Ashley, who graduated from Meigs High School in 1982, initially went to Utah, where fellow Meigs County native Chuck Stobart was coaching. There, Ashley was redshirted in his initial season before suiting up for the Utes in 1983 and 1984. However, injuries in the ‘84 season, along with the departure of Stobart, forced Ashley to look into other options. Following the year, Ashley chose to transfer to West Virginia State, where the Division I transfer expected to play a big role in multiple areas.

However, Clifton Moore, who coached at West Virginia State from 1984 to 1989 — and who was described by Ashley as “a good man and a tough coach” — quickly sat the newcomer straight on his role.

“He really sat me down and directed me on he wanted from me as far as my role with the team was concerned,” Ashley said. “I came in at West Virginia State, wanting to be a starter on one side of the ball or the other. Through an injury, I filled in for our primary punter, and he saw some potential in me to really be a weapon for our team. He really sat me down, talked to me, and said, ‘Everybody has a role, and it’d be for the greater good of the team if you accept your role and just become a punter.”

And so he did.

Over the final three years of his college football playing career, Ashley took on the punting position with a great amount of pride that shows just in the statline, as the standout collected a fantastic 41.5 punt average — the second-best average in the entire 89-year history of the conference, only behind Don Yontz’s 42.5 average that was collected from 1960 to 1963 at Concord University — en route to earning First-Team All-WVIAC honors in each of his three seasons with the Yellow Jackets.
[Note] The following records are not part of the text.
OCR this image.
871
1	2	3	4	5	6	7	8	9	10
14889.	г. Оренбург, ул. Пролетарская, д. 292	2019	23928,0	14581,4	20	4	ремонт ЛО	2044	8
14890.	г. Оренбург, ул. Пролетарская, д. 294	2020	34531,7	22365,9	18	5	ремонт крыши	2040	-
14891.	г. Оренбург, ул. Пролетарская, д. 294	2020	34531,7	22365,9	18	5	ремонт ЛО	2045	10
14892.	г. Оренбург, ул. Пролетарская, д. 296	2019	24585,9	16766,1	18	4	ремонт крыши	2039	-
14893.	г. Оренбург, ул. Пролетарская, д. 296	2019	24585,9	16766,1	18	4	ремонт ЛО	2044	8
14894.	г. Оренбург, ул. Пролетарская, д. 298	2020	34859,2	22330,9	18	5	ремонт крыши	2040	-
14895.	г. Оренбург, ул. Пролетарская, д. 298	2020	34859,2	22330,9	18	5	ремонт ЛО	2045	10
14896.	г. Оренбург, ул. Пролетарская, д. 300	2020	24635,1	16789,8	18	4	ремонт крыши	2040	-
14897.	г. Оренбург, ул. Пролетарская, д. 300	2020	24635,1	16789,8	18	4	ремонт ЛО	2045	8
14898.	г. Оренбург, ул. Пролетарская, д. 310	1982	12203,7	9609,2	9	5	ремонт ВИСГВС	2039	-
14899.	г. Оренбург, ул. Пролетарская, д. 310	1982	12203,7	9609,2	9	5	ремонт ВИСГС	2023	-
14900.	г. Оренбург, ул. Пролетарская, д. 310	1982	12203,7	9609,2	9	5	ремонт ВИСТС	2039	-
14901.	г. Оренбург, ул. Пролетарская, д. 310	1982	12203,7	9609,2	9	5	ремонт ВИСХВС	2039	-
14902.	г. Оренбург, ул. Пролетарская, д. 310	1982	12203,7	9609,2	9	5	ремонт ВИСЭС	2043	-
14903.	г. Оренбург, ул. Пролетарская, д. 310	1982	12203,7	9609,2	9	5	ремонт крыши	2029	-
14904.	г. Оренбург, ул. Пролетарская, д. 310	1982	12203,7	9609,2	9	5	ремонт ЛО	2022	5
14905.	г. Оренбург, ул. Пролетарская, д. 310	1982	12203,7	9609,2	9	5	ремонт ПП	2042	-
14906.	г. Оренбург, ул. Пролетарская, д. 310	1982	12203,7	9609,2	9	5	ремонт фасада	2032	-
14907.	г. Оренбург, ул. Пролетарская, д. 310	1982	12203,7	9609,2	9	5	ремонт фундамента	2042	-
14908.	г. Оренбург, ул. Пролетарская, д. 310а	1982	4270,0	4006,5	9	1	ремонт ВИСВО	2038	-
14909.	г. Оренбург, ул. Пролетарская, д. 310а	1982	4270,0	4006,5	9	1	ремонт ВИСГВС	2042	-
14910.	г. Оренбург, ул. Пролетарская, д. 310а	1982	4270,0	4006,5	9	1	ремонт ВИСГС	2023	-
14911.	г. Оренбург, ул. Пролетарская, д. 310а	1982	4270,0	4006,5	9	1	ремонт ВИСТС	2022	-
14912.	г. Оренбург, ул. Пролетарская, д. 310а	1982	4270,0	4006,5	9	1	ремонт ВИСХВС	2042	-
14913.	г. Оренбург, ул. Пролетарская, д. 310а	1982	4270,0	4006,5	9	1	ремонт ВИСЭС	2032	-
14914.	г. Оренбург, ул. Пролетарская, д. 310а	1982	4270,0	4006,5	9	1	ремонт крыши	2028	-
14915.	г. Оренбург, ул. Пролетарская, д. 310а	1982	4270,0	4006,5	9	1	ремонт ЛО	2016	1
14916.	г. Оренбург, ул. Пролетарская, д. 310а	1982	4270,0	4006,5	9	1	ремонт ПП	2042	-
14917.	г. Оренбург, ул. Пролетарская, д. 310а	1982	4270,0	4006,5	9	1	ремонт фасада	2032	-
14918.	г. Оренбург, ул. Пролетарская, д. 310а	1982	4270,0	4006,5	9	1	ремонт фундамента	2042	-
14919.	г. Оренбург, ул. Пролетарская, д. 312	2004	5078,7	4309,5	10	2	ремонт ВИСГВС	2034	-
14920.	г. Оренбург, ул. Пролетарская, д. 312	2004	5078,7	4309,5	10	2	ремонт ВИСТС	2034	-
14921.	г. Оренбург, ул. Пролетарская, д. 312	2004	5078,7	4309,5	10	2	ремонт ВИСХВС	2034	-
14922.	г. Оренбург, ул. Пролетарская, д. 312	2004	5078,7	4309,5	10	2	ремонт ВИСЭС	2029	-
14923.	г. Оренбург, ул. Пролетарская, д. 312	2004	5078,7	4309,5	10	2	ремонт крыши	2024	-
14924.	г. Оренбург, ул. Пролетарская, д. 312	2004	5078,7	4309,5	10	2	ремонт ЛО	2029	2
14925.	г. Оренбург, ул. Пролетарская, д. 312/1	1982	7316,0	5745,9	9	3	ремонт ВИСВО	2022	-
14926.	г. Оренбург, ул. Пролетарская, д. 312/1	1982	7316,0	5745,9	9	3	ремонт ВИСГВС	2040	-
Ashley capped off his football career in 1987 with NAIA First-Team All-American honors.

However, if it weren’t for the guidance of his coaches, the accomplishments, Ashley says, wouldn’t have been possible.

“There were a lot of great guys there,” Ashley said. “I can’t tell you how valuable the experience was to be under those guys. All of the various backgrounds that I learned under have helped make me into the person that I am right now, and it’s helped mold me into who I am and what I am. They were just very good men to be coached by.”

With his fantastic career at West Virginia State — then called West Virginia State College — behind him, the exceptional punt average that Ashley put together attracted strong NFL interest. The future head coach tried out for six NFL rosters, and nearly made the final cut for Bill Parcells’ famed New York Giants in 1987 before being one of the final cuts.

Still, the lessons that Ashley learned during those days have proven to be quite valuable as his teaching and coaching career — Ashley teaches at Minford Elementary School in addition to his duties as the head coach at Notre Dame — has taken shape.

“It made me realize that’s what it’s all about,” Ashley said. “Everybody has a role, and if you do your role, you can be a part of something that’s bigger than yourself.”

And it’s clear that the situation allowed him to become the husband, father, coach, teacher, and now, Hall of Famer — that many people admire.

“It helps to be in a similar situation that a kid, coming through your program, has been through, because he, like I did in the past, may have his heart set on a certain position or a certain place,” Ashley said. “You have to be able to really be about the team, and realize that it’s bigger than you. It’s easier to relate to kids who are in that situation when you’ve been in a similar situation, and don’t have any regrets about it.”